Chemist targets pesky mosquitoes’ genes

Researchers at the University of Cincinnati examined genetic material of three species of mosquito responsible for killing millions of people around the world each year. In a collaboration between UC's chemistry and biology departments, researchers revealed the surprising genetic modifications female mosquitoes undergo, in part to create the next generation.

Using tools called liquid chromatography-tandem mass spectrometry, researchers found as many as 33 genetic modifications in the transfer RNA of female mosquitoes. Like DNA, transfer RNA serves as the building blocks of life, communicating the genetic code from DNA to build new proteins that regulate the body's tissues and organs.

"That's important because it means there are different requirements for making proteins in males and females," said Melissa Kelley, lead author and a postdoctoral researcher in UC's College of Arts and Sciences.

"Proteins do a bunch of things: they do the housekeeping needed to keep an organism alive. And there are specialized ones that are created like when females are getting ready to lay eggs," Kelley said.

By better understanding these modifications at the molecular level, scientists might be able to find a new weapon to control mosquito populations.

UC is not alone. Researchers around the world are looking at ways to target the genes of mosquitoes to prevent mosquito-borne disease.

Mosquitoes cause more human misery than virtually any other pest. More than 229 million people were diagnosed with malaria in 2019. Mosquitoes also carry yellow fever, Dengue fever and West Nile virus, among others.

"There is a constant need for new methods of control," Kelley said.

Mosquitoes were responsible for reshaping entire landscapes in the United States. Mosquito-control commissions funded with federal dollars launched massive projects to drain and fill wetlands in the 1930s. Pesticides soon replaced labor-intensive water management policies. The popular insect-killer DDT was banned in 1972 after research discovered the toxin was accumulating in the food chain and affecting wildlife such as bald eagles.

Various tools are used to fight mosquitoes, from dispersing fish that feast on mosquito larvae to releasing hordes of sterile males into the wild.
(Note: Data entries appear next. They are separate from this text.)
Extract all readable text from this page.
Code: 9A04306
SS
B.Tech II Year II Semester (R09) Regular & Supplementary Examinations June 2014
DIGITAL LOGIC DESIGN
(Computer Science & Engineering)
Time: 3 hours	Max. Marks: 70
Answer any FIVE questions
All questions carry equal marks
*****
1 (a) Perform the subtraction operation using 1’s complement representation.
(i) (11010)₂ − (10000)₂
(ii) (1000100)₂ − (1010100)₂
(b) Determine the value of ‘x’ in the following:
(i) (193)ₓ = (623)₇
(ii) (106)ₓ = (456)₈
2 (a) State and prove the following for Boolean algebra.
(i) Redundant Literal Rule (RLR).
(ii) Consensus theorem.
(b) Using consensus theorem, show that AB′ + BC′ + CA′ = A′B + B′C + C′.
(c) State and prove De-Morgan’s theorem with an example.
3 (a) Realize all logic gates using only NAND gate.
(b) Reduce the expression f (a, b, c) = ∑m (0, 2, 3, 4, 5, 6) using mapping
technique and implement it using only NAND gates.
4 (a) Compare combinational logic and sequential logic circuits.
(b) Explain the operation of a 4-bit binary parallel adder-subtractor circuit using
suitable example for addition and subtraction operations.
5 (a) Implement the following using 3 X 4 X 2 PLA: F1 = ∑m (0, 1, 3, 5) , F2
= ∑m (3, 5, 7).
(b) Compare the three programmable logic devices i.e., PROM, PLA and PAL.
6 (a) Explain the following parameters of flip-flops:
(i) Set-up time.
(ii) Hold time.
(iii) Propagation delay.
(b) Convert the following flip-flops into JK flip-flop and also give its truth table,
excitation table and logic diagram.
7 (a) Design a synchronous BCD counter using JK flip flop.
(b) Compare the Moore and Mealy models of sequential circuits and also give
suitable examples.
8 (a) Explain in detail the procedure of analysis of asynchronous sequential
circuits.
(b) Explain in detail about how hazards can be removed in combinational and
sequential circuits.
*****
But pesticides remain a popular solution.

"And there have been reports of increased pesticide resistance in mosquitoes," Kelley said.
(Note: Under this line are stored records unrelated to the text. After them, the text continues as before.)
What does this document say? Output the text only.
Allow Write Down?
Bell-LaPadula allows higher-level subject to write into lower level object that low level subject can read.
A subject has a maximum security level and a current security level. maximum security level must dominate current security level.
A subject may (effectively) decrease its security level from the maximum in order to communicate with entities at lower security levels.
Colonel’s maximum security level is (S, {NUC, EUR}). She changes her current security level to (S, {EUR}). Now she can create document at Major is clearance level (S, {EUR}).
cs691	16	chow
UC chemist Patrick Limbach, UC's vice president for research, was a co-author of the paper.

"As carriers of multiple human diseases, understanding the mechanisms behind mosquito reproduction may have implications for remediation strategies," Limbach said.

Students cultivate six species of mosquito in biologist and associate professor Joshua Benoit's lab.

UC studied three of them for the genetic study: Aedes aegypti, Culex pipiens and Anopheles stephensi. The first, found in Africa, the Mediterranean and the southeastern United States, is a known vector for yellow fever, dengue, Zika virus and chikungunya. Culex pipiens is a mosquito found around the world and has been linked to West Nile virus. The last is an Asian mosquito that has been linked to malaria outbreaks. All three species require a blood meal for reproduction.

Female and male mosquitoes have obvious physical differences. Typically smaller with fuzzy antennae, male mosquitoes don't suck blood like females that need nutrients to make the next generation.

"We were curious if there were differences in how they make proteins," Kelley said.

UC researchers found that female mosquitoes have a higher abundance of tRNA modifications than males. Female mosquitoes likely utilize chemical modifications to tRNA more abundantly than males, which could underlie factors associated with female reproduction.

UC undergraduate biology student Melissa Uhran said she was fortunate to take part in the study.

"It was a great opportunity. I'm grateful to get a chance to do it. It's given me a lot of experience that will help me career-wise," she said. "And I've learned a lot."

UC's project was supported by grants from the National Institute of Allergy and Infectious Diseases of the National Institutes of Health.